All of these strains have mutations that affect the spike proteins and make the virus more contagious. While this doesn’t mean the variants are more deadly, a higher rate of infection is still dangerous. As more people get sick, the chances of severe illness and hospitalization increase – as do the chances that the virus will continue to mutate. These variants could also lead to reinfections for patients who have already recovered from a different strain of the virus. That’s why we must continue to take the pandemic seriously, no matter how much caution fatigue we feel.
The good news: the current vaccines will still work against the new strains. That said, Moderna has found that their vaccine is slightly less effective against the B1.351 variant. An additional booster shot may be added to the existing two-dose regimen.

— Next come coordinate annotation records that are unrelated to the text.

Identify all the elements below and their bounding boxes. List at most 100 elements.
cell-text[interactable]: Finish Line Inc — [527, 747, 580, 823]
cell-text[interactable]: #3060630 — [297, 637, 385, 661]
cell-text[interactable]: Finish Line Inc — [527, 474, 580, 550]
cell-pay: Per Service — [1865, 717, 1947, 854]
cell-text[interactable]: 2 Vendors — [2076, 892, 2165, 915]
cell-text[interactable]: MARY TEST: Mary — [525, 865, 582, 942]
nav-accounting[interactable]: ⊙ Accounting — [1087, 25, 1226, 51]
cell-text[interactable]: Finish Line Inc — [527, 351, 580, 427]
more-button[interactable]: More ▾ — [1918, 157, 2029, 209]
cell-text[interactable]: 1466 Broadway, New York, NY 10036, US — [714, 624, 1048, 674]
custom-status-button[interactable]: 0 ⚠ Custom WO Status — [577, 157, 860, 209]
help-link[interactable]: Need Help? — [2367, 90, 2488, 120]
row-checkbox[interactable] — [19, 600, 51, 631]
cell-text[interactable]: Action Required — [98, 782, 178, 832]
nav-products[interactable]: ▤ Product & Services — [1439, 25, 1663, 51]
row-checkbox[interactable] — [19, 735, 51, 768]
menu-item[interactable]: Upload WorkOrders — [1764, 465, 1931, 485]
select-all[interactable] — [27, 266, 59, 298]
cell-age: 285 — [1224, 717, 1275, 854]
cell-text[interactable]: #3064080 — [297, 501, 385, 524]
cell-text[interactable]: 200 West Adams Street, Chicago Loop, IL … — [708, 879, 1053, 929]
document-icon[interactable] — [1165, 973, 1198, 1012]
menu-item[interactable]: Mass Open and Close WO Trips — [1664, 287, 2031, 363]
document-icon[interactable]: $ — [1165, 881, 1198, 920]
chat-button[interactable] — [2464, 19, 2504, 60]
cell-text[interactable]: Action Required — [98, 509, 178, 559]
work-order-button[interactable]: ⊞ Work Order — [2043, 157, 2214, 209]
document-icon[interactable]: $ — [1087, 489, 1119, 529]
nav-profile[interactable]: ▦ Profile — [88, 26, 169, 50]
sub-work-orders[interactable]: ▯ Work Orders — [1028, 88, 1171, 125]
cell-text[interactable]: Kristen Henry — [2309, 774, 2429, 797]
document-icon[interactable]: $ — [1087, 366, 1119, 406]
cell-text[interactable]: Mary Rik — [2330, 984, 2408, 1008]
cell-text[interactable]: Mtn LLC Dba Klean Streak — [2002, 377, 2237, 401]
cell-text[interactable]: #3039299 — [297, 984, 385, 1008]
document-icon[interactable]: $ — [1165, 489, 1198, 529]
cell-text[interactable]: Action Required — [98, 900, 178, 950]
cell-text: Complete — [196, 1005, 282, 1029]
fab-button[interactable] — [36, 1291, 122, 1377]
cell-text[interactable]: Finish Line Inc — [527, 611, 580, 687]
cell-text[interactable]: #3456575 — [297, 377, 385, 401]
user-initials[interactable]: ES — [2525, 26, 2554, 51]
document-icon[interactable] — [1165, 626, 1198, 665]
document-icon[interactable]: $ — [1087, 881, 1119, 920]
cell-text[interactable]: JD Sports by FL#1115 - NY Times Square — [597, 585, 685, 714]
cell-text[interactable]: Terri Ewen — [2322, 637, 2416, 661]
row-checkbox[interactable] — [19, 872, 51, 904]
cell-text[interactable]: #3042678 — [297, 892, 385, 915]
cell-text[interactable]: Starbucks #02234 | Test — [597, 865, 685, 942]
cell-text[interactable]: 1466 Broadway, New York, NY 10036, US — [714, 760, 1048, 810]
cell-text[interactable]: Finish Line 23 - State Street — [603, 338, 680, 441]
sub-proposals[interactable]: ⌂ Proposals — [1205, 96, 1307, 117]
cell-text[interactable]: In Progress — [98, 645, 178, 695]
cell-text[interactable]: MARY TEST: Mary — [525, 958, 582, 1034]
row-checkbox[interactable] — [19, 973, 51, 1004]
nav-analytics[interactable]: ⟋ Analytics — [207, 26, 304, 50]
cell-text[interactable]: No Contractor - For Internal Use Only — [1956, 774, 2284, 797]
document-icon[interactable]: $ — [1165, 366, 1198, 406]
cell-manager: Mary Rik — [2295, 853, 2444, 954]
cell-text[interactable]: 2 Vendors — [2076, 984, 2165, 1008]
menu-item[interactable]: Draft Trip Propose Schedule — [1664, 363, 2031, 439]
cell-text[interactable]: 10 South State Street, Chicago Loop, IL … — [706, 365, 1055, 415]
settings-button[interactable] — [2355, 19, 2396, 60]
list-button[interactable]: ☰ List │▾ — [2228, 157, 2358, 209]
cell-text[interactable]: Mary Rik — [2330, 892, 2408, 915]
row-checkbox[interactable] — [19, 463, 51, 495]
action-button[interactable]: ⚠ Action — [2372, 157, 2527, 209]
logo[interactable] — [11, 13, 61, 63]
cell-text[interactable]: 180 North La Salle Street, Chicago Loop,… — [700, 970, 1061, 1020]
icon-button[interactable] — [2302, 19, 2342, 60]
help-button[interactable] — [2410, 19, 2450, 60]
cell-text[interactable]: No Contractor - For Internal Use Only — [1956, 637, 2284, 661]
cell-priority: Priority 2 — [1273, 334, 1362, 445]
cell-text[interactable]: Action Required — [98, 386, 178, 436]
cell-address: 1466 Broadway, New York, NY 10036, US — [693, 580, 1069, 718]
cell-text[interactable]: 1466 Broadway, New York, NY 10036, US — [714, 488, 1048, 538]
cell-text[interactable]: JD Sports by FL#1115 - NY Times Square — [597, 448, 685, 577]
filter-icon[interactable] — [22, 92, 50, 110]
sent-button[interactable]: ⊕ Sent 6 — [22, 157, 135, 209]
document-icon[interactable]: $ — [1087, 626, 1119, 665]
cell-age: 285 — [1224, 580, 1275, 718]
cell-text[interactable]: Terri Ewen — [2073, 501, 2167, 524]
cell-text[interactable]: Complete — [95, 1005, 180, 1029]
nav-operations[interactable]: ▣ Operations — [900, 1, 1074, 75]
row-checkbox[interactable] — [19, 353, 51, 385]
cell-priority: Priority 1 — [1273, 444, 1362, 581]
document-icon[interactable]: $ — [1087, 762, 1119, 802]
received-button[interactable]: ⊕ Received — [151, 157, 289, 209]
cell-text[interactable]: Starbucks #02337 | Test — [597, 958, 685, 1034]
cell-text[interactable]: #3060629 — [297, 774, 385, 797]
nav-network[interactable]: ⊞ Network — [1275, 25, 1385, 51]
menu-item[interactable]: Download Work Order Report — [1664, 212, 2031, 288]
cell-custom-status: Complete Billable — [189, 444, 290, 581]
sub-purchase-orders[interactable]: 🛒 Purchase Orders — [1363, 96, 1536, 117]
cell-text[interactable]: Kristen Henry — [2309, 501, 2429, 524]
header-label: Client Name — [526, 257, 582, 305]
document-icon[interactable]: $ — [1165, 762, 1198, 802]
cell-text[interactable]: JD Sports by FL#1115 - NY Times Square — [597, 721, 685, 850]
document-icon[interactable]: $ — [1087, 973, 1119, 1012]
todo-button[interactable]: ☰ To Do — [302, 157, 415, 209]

Keep in mind that while the vaccines protect people from severe illness, vaccinated people may still be able to transmit the virus to others. Even after receiving a second dose, we need to continue following pandemic protocol to protect the people around us.
Continue wearing masks
Double-masking may help keep you and others safe, but it depends on the situation (and the masks you’re using). Layering a cloth mask over a surgical mask can improve filtration considerably, but even improving the fit of a single mask can make a difference.
Keep your hands clean
By now, sanitizing your hands after being in a store and washing your hands when you return home are probably second-nature. But if you haven’t got into the habit of keeping your hands extra-clean, start today! Keep hand sanitizer in your car, purse, coat pocket, or wherever you’ll remember to grab it. Although the chance of contracting COVID-19 from contaminated surfaces is low, wash your hands after you grab the mail or bring in your latest food delivery.
Make the most of delivery and curbside pickup
Speaking of food delivery: take advantage of the now-ubiquitous contactless options. Grocery stores and restaurants all over the country have added delivery or curbside options. Many pharmacies have invested in delivery options. Patients can also request same-day home delivery with ScriptDrop.
The risk presented by the pandemic is real. [Over 400,000 Americans have died] (https://covid.cdc.gov/covid-data-tracker/#cases_casesper100klast7days) from COVID-19. We are seeing mutations in a virus that is comparatively less likely to mutate because it has had so much time to spread and so many hosts. It’s more important than ever to stay vigilant and fight caution fatigue.
Dr. Jacqueline Gollan of Northwestern Medicine says, “It’s hard to assess peril and risk… when the risk is invisible.” We all need to actively fight against the temptation to do things that will bring us joy in the moment but could spread COVID-19. Seek safe ways to connect with others, like virtual game nights or becoming pen-pals. For those struggling with loneliness, seasonal depression, and mental health concerns, don’t keep your pain to yourself. Talk to loved ones and ask for help.
We all must continue to take this seriously. Don’t put your loved ones at risk. Don’t put your employees at risk. Don’t put strangers at risk! Wear your mask correctly, keep your hands clean, use delivery and pickup whenever possible, and get the vaccine when it is available to you. Together we can scare the bear from the door.